Over the weekend, the head of the International Monetary Fund, Dominique Strauss-Kahn, was accused of raping a cleaning lady at a NYC hotel. This story dominated the headlines all week and forced him to resign as the director of the IMF. In other news, the earnings and economic data was mixed to slightly lower. Before Monday’s open, the NY Empire State manufacturing index fell nearly 10 points to 11.88 which was higher than the boom/bust level of zero which signaled expansion, albeit at a slower rate than prior months. In other news, the National Association of Home Builders released its housing market index which is based on a survey in which respondents from the organization rate the condition of the general economy and the housing market. The index matched the last reading of 16 which suggests more time is needed before the ailing housing market improves.
Before Tuesday’s open a slew of high profile companies released mixed-to-lower Q1 results and the latest economic data missed estimates. The Commerce Department said housing starts (a.k.a. new homes being built), fell -11% from March and missed the Street’s estimate of 569,000. Work began at an annual pace of 523,000 houses last month. The report showed that building permits, a sign of future construction, also fell. This was the latest in a series of disappointing data from the ailing housing market. A separate report showed that industrial production was unchanged in April which fell short of the Street’s estimate for a +0.4% increase.
Before Wednesday’s open, a slew of high profile companies (DELL, DE, TGT, among others) released their Q1 results which largely topped analyst estimates. At 2pm EST, the Federal Reserve Open Market Committee (FOMC), released the minutes of their latest meeting which largely reiterated their recent stance that the economy is improving while inflation pressures are largely short-term in nature.
According to the Stock Trader’s Almanac, there is some truth to the old adage, “Sell in May and Go Away. On average, the Dow Jones Industrial Average has rallied +7.4% during the period of November 1 through April 30 since 1950 (post WWII). The data also shows that the Dow Jones Industrial Average has only risen by +0.4% between May 1 and October 31. Further analysis of the data shows that the worst six-month periods in the market’s post WWII history have occurred between May-November (2010, 2008, 2002, and 2001, to name a few).

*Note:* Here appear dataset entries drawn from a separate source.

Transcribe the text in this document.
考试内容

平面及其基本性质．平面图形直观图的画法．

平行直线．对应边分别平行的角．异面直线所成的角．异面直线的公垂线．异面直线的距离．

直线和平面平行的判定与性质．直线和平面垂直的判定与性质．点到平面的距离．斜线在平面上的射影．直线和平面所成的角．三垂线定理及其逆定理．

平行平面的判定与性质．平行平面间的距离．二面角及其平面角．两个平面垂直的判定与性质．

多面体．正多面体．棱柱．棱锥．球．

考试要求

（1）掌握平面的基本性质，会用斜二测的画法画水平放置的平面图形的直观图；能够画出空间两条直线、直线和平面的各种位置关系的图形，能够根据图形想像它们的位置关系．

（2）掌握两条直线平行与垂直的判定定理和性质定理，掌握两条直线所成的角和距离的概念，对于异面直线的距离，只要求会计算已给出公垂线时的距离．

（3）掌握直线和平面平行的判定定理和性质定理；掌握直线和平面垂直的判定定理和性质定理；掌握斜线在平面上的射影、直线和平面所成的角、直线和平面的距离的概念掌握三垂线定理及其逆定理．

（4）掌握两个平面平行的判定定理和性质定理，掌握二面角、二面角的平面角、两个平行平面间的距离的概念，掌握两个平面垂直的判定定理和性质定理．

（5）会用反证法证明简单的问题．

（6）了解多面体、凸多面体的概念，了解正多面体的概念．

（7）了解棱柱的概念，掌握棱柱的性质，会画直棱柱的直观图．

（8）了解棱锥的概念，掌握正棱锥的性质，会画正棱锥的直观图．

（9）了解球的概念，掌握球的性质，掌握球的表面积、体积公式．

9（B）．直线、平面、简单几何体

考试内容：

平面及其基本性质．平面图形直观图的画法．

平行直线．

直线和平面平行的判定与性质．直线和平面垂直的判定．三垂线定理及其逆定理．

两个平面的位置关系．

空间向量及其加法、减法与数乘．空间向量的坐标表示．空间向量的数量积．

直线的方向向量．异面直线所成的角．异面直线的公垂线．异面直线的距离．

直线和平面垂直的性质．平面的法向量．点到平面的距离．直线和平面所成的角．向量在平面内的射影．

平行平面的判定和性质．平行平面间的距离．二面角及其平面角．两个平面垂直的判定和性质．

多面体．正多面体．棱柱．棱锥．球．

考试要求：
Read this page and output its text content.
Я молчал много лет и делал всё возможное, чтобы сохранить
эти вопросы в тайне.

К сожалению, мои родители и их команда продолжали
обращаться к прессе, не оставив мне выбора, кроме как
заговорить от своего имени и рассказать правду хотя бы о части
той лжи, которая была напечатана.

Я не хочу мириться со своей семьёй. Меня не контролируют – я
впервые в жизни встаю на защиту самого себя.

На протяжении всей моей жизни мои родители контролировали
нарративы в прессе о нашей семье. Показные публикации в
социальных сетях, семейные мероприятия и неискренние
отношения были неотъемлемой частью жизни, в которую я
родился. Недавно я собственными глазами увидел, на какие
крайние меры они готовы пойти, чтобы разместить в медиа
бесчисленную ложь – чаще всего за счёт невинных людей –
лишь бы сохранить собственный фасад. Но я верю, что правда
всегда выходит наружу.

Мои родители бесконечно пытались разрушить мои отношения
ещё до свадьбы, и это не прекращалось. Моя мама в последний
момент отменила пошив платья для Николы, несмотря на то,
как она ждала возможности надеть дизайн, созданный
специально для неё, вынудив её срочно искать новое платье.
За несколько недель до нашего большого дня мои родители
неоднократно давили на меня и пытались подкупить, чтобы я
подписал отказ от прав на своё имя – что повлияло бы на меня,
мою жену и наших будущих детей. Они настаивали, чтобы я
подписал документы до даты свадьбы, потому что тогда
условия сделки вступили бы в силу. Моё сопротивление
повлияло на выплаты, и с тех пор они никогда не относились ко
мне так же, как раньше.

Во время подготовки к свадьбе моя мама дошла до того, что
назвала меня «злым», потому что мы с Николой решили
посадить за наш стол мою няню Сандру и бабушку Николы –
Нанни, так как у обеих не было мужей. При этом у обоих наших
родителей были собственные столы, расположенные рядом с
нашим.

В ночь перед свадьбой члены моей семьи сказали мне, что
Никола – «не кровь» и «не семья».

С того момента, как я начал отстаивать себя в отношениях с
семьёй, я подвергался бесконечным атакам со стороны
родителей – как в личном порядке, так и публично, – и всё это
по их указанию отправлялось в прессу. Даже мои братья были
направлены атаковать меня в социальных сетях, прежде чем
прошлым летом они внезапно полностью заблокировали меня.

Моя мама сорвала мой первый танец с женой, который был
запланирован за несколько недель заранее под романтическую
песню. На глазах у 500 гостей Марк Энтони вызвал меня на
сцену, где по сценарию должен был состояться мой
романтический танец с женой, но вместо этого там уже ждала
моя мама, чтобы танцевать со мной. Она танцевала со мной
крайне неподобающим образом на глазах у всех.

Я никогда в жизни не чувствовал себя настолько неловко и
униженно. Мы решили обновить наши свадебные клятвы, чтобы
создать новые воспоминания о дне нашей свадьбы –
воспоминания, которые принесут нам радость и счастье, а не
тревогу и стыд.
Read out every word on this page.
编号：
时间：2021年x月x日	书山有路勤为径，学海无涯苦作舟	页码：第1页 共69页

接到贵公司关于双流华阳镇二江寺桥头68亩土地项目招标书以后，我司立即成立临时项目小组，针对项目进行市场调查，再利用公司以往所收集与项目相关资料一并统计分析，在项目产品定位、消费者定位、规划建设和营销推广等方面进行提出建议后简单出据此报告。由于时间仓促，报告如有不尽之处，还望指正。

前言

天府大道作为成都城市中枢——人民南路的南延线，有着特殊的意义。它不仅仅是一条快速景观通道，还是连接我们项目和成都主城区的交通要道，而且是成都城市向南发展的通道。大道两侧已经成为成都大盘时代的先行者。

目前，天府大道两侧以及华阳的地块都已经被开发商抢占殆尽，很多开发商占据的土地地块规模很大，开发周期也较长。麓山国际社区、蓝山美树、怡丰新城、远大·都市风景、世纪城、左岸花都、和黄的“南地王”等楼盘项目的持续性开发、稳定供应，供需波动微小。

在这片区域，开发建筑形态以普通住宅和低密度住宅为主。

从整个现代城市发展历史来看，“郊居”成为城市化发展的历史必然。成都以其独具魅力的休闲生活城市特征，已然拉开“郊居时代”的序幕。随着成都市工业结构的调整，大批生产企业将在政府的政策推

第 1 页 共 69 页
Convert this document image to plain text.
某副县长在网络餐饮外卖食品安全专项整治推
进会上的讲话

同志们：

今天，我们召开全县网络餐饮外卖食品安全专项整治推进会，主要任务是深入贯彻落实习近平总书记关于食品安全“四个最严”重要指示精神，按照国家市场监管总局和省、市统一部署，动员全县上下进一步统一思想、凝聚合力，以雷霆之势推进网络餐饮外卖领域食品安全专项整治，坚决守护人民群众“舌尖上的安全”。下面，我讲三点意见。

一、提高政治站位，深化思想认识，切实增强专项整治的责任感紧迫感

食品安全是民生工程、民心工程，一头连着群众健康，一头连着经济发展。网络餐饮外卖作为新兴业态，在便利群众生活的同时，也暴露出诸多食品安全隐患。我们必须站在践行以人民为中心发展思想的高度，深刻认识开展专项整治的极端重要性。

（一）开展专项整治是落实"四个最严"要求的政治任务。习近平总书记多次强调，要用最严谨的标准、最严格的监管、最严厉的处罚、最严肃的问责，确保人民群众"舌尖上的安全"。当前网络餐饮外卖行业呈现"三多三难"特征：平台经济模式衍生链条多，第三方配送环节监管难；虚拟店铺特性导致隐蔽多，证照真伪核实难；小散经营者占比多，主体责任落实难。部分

Thursday & Friday’s Action – Lousy Economic Data Weighs On Stocks:

Investors digested a slew of economic data on Thursday. On the plus side, the Labor Department said weekly jobless claims fell by -29,000 to 409,000 last week but the four-week average is still above 400,000. On the downside, existing homes sales missed estimates at a 5.05 million annual unit rate, down -0.8% in April and tanked –12.9% vs. the same period in 2010. Leading economic indicators fell -0.3% in April following a 0.7% jump in March. The report also missed the Street’s estimates. In other news, the Philly Fed Survey also missed estimates which suggests sluggish economic growth may be on the horizon. Stocks fell on Friday as concern spread that economic growth may slow after QE II ends in June.
Market Outlook- Rally Under Pressure
From our point of view, the market rally is under serious pressure which suggests caution is paramount at this juncture.  Looking forward, the next level of support for the major averages are their respective 50 DMA lines and resistance is their 2011 highs. The rally remains in tact as long as support holds on a closing basis. If you are looking for specific help navigating this market, please contact us for more information.

Want Better Results?

You Need Better Ideas!

We Know Markets!

Learn How Our Consulting Services Can Help You!

 

Similar Posts

  • Stocks Snap 4-Day Losing Streak

    Market Outlook- Rally Under Pressure:
    The major averages confirmed their latest rally attempt on Tuesday, August 23, 2011 which was the 11th day of their latest rally attempt. It is important to note that all major rallies in history began with a FTD however not every FTD leads to a new rally (i.e. several FTDs fail). In addition, it is important to note that the major averages still are under pressure as they are all trading below their longer and shorter term moving averages (50 and 200 DMA lines) and are all still negative year-to-date. Our longstanding clients/readers know, we like to filter out the noise and focus on what matters most: market action. This rally will fail if/when several distribution days emerge or August’s lows are breached. Until then, the bulls deserve the benefit of the doubt. If you are looking for specific help navigating this market, please contact us for more information.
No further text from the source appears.